Fetching data from cloud storage services is an alternative approach to get started with analysis work. Datalore supports at the moment Amazon S3 and Google Cloud Storage as storage services.
Compute instances start and restart almost instantly. This is a big deal for developer experience.
Too many installed libraries might make startup slower. Fortunately, the most packages are included by default.
Community and Professional plans are for individuals.
With Community edition you compute 120 hours with a basic machine per month for free. This would approximately 6 hours per work day. More than enough for most of us.
Professional package is 20 $ a month. This plan has 750 computation hours per month with basic CPU machines, 120 hours with powerful ones or 20 hours GPU time. You can have unlimited notebooks running at the same time and create as many interactive reports as you like.
Datalore Enterprise is self-hosted solution for teams. It is free for 1-4 users. The price for teams of size 5+ is not revealed. On summer 2022 it was said to be 125 $ per user per month.
Collaboration in Datalore
Datalore supports creating teams. Teams can collaborate by a shared workspace.
Notebooks can be shared between team members. Team mates are even able work simultaneously in the same notebook.
The Community and Professional versions are managed options for individuals.
Enterprise version can be deployed anywhere as a Docker container either locally or to any cloud provider. Kubernetes would obviously be an option.
It is slightly surprising that Datalore does not provide managed deployment for teams. I expect this feature coming at some point.
You can centrally manage the database connections to access data as easy as possible.
The notebooks can be scheduled to run on specific time.
The envrionment is Jupyter compatible. This means, you can both import and export as
Notebook files and
The first one is convenient place to store analysis specific files. Many notebook environments make it difficult to read your own
.py modules, but Datalore shines on this.
Workspace files are easy to share with the collaborators.
Special notebook functionalities
The notebook view of Datalore has several interesting add-ins compared to default Jupyter.
The interface has special cell types for KPIs, dates. Pandas DataFrames can be sorted and filtered convniently directly in the UI.
The report builder view might change how we think about business intelligence. It gives data scientist fasta track to showcase the results for their audiences.
Parallel computation for large datasets
Datalore does not support parallel computation frameworks such as Dask or Spark.
However, Datalore has integration to Google BigQuery which is one way of preparing larger datasets. You can directly run SQL in the notebooks, so heavy lifting is relatively easy to do on database side.

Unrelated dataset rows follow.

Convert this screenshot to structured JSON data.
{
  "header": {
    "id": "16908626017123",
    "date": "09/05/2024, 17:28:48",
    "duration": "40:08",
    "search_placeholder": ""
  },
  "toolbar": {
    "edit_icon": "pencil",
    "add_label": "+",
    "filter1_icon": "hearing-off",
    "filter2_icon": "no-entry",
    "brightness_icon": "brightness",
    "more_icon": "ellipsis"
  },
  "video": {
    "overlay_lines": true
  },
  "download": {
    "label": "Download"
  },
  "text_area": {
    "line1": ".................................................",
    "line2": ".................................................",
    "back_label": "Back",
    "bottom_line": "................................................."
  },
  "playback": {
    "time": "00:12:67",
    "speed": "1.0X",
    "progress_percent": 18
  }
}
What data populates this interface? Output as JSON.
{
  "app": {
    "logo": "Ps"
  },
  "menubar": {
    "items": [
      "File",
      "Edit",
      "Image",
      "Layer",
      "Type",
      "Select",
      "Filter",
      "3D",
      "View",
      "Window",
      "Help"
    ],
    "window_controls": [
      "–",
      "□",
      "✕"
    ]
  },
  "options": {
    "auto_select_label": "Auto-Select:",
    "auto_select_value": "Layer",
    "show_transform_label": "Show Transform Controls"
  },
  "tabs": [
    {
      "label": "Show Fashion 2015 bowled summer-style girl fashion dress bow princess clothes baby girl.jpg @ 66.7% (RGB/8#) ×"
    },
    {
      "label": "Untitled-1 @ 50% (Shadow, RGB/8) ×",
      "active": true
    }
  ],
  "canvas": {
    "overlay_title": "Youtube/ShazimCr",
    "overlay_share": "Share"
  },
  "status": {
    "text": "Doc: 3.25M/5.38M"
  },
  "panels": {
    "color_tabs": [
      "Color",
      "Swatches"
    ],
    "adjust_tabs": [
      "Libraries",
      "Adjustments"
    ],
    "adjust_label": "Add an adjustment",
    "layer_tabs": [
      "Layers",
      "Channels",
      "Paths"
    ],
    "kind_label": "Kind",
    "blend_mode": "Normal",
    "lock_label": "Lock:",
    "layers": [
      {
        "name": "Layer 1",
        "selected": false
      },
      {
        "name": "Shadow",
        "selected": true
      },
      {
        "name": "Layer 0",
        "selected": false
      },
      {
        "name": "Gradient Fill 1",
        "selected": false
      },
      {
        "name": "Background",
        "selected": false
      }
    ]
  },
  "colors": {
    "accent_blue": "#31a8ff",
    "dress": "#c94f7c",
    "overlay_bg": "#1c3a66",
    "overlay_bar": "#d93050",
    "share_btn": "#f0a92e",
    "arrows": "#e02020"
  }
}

Programming languages supported by Datalore
R and Scala have been added recently.
Datalore is the only data science platform that supports Kotlin ! Maybe because Kotlin was originally developed by JetBrains…
Issues with Datalore
After signing up to the platform I received an error:
No license key found. When trying to run notebooks I got another error:
Can't start the machine. For example the Plans tab was not showing in the Account settings.
The issue was fixed swiftly by Datalore customer service. The reason was that my email was tagged as a disposable one. Maybe because my email servers are not on Gmail or Outlook, but in German mailbox.org partly configured on my own.
Summary of Datalore
Datalore is a generic data science platform. It provides essential features to work with notebooks and collaborate with other team members. It comes with some fancy notebook utilities.
Code auto-completion is something that is missing from many other ML platforms. It might have surprisingly big impact to development experience.